Wir beachten nur jene Empfindungen, welche Zeichen für uns sind von Dingen, die uns gerade praktisch oder ästhetisch interessieren, denen wir deshalb substantivische Namen geben.

Das vor der Seele stehende Objekt hat stets eine "Franse". Es gibt noch andere unbekannte Modifikationen des Bewußtseins, die ebenso wichtig sind wie die transitiven Zustände und die ebensosehr wie diese zur Erkenntnis beitragen. Beispiele sollen erklären, was ich meine.

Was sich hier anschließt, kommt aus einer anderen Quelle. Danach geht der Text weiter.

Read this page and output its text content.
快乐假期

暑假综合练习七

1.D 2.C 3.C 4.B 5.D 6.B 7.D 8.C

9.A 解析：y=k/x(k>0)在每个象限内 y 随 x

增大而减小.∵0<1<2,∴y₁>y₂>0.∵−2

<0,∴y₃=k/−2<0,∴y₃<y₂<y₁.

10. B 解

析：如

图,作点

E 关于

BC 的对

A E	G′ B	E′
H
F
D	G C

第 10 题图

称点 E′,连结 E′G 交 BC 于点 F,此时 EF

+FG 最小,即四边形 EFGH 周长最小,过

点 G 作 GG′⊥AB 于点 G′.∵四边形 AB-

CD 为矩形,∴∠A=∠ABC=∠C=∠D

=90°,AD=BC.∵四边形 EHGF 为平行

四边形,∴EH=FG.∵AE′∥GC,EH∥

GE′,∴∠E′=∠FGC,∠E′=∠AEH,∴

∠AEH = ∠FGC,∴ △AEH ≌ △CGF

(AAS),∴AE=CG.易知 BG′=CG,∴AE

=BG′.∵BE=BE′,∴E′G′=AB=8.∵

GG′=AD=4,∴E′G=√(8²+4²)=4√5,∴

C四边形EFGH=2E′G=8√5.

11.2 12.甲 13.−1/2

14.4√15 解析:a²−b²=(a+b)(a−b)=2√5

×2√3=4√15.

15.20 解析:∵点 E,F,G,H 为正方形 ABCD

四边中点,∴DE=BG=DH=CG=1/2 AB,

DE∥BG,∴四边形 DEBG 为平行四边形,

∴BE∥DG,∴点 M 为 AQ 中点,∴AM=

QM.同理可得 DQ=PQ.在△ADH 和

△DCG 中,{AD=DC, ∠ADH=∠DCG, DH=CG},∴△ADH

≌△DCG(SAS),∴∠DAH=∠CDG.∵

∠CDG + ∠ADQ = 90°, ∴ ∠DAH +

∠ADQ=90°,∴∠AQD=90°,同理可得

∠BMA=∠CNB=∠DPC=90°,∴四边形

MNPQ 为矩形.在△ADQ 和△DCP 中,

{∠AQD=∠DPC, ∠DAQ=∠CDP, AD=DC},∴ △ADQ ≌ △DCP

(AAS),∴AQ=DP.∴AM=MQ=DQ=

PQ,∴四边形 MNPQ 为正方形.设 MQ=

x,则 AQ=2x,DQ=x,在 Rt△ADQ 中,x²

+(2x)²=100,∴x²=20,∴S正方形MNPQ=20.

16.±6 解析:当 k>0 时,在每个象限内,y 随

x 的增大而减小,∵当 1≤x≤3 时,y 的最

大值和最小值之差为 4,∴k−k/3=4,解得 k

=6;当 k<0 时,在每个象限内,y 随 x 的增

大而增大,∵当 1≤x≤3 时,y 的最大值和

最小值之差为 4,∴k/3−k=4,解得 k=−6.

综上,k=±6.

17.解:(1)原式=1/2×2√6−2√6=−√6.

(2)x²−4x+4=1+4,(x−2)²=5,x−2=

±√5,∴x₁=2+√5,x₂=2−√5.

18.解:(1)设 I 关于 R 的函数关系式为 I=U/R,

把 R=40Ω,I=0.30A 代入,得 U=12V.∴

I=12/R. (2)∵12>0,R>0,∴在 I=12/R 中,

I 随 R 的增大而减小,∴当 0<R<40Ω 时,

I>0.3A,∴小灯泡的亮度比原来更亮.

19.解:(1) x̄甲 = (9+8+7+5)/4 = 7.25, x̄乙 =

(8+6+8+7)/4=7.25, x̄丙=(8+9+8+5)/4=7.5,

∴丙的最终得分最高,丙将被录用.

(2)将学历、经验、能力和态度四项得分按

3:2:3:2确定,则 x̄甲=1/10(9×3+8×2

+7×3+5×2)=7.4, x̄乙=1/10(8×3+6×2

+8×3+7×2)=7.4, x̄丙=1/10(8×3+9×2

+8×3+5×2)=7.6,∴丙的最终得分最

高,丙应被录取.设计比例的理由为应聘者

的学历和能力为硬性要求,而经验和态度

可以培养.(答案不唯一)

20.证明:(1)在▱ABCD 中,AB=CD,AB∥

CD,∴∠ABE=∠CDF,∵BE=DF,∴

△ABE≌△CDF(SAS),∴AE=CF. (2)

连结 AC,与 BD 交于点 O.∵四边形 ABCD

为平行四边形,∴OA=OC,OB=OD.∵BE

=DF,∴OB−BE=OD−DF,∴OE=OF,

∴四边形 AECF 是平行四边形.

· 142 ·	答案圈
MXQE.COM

Nehmen wir an, drei Personen nacheinander riefen uns zu; "Warte!", "Höre!", "Sieh!" Dadurch wird unser Bewußtsein in drei ganz verschiedene Erwartungszustände versetzt, obwohl in keinem der drei Fälle ein bestimmtes Objekt vor ihm steht. Vermutlich wird hier niemand die Existenz einer wirklichen Bewußtseinsaffektion in Abrede stellen, eines Bewußtseins von der Richtung, aus welcher ein Eindruck ungefähr kommen wird, obgleich noch gar kein positiver Eindruck vorhanden ist. Wir besitzen indessen keine anderen Namen für die in Frage stehenden psychischen Zustände, als die Namen  höre, sieh  und  warte. 

Setzen wir den Fall, wir suchten uns zu erinnern an einen vergessenen Namen. Unser Bewußtseinszustand ist dabei ein ganz eigentümlicher. Es ist eine Leere vorhanden; aber keine bloße Leere. Es ist eine Leere in der es intensiv arbeitet. In ihr spukt eine Art Geist des Namens, der uns in bestimmte Richtung lockt, der manchmal ein gewisses Prickeln erzeugt in dem Bewußtsein unserer Konzentration und der uns dann zurücksinken läßt ohne den gesuchten Namen. Wenn sich uns falsche Namen aufdrängen, wirkt diese eigenartig bestimmte Leere sofort so, daß sie dieselben verwirft. Sie passen in ihre Form nicht hinein. Und die Leere, die dem Suchen eines Worts entspricht, macht uns nicht denselben Eindruck wie diejenige, welche einem andern zugehört, so inhaltslos die beiden notwendig auch erscheinen müssen, wenn man sie einfach als Lücken bezeichnet.

Wenn ich vergebens versuche mir den Namen SPALDING zurückzurufen, ist mein Bewußtsein ein ganz anderes, als wenn ich mich fruchtlos bemühe mich auf den Namen BOWLES zu besinnen. Es gibt unzählige Modifikationen im Bewußtsein des Mangels, von denen keine einen besonderen Namen hat, die sich aber alle voneinander unterscheiden. Ein solches Bewußtsein des Mangels ist etwas ganz anderes als ein Mangel an Bewußtsein: es ist ein intensives Bewußtsein. Es kann der Rhythmus eines vergessenen Wortes vorhanden sein, ohne den ihn umkleidenden Klang; oder ein flüchtiger Eindruck davon, wie der Anfangsvokal oder -konsonant lautet, kann uns immer aufs neue foppen, ohne bestimmtere Gestalt anzunehmen. Jedermann wird die Qual kennen, die der leere Rhythmus eines vergessenen Verses uns bereiten kann, der ruhlos in unserem Geist herumwirbelt und nach den ausfüllenden Worten sucht.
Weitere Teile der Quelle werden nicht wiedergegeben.